Nannie Doss appeared to be a delightful woman, always grinning and chuckling. She tied the knot, raised four kids, and doted on her grandkids. Yet, beneath this joyous exterior lay a sequence of fatalities and homicides spanning from the 1920s to 1954.
In that year, Nannie Doss admitted to the murders of four out of her five spouses, and there were suspicions she might have also harmed several kin. Doss’ tale traces back to her 1905 birth in Blue Mountain, Alabama, to agrarian parents.
The five offspring of Jim and Louisa Hazle were all engaged in domestic tasks and farming instead of attending school. A significant shift in Doss’ life happened at seven when she sustained head trauma in a train accident.
By her teenage years, Doss aspired for a fairy-tale romance. Immersed in romantic periodicals, particularly the “lonely hearts” sections, she possibly viewed them as an escape from her tyrant father and indifferent mother.
Then commenced her series of marriages. At 16, Nannie Doss married a man she had known briefly. Between 1921 and 1927, she and Charley Braggs had four offspring. The relationship deteriorated thereafter.
Living with Braggs’ mother, who was as domineering as Doss’ dad, might have been the catalyst for her grim actions. Two of their children mysteriously passed away within that year, transitioning from health to sudden demise.
By 1928, the pair separated. Braggs departed with Melvina, their eldest, while Doss remained with the infant, Florine. In 1929, Doss entered matrimony with her next spouse. This man, Frank Harrelson from Jacksonville, Fla., was a violent drinker.

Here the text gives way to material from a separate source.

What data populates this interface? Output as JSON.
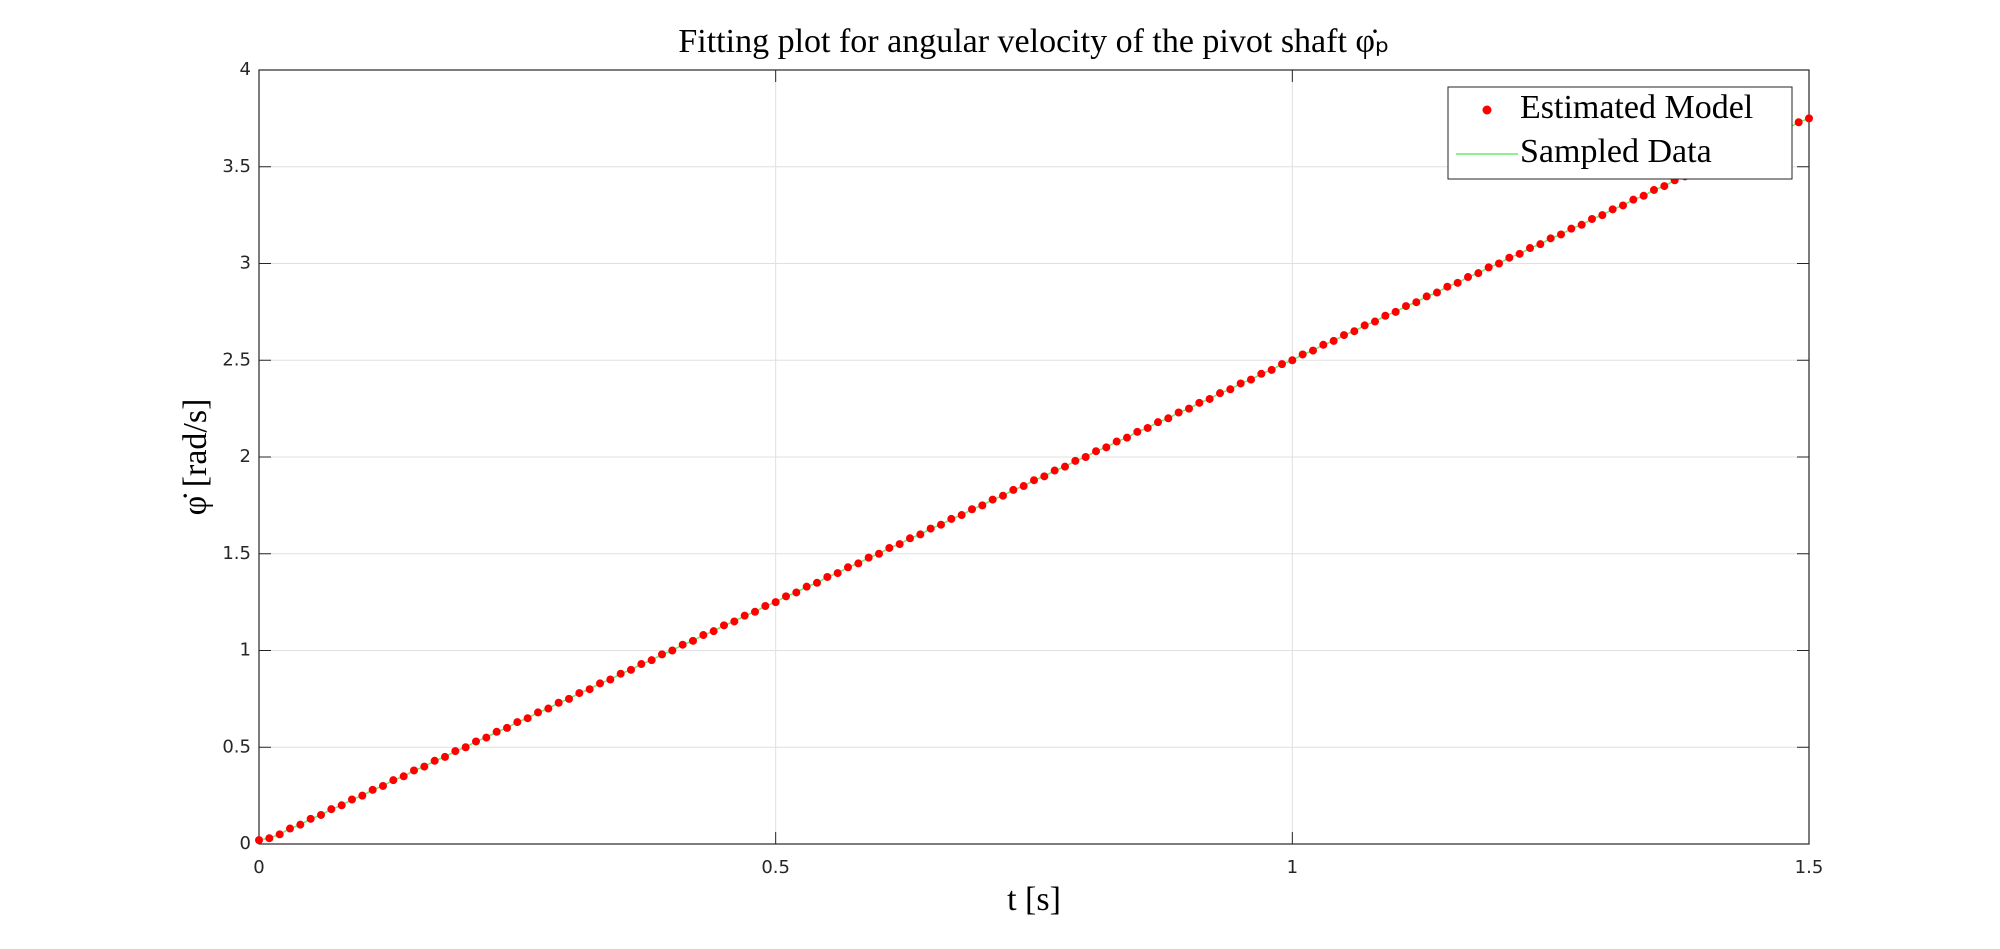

Their correspondence began through a lonely hearts column, with love letters from him and provocative ones from her. This tumultuous union endured until 1945. During this span, Doss allegedly ended the life of her newborn granddaughter using a pin, and shortly after, her toddler grandson, Robert, perished from suffocation.
These children were Melvina’s, from Doss’ first marriage. Post a night of boisterous celebrations marking World War II’s conclusion, Harrelson became Doss’ next victim.
He succumbed in days, believed to be from food poisoning. Doss then utilized the insurance payout from Harrelson’s demise to acquire property near Jacksonville.
Then came Arlie Lanning of Lexington, N.C., who succumbed in 1952, poisoned by Doss. Given his excessive alcohol consumption, his death was misattributed to alcohol-related causes. Subsequently, Richard Morton of Emporia, Kan., entered Doss’ life.
He frequently spent time with other females, though Doss hadn’t discovered his infidelity due to being preoccupied. After her father’s demise in 1953, Doss’ mother required care following a hip fracture.
She passed away unexpectedly after Doss began caregiving, followed by the sudden death of one of Doss’ siblings. Uncovering her husband’s unfaithfulness post attending to her mother and sibling, Morton met a mysterious end.
The last to fall prey was Samuel Doss of Tulsa, Okla., who was neither abusive nor a drinker. His fault was limiting his wife’s TV and magazine choices to educational content. She poisoned a prune cake, leading to Samuel’s hospitalization.
Days post his return, he was fatally poisoned via coffee. Here, Nannie Doss erred. The physician attending to her last spouse harbored suspicions during his hospital stay but lacked evidence. Thus, posthumously, the doctor persuaded Doss to consent to an autopsy, asserting it would be life-saving.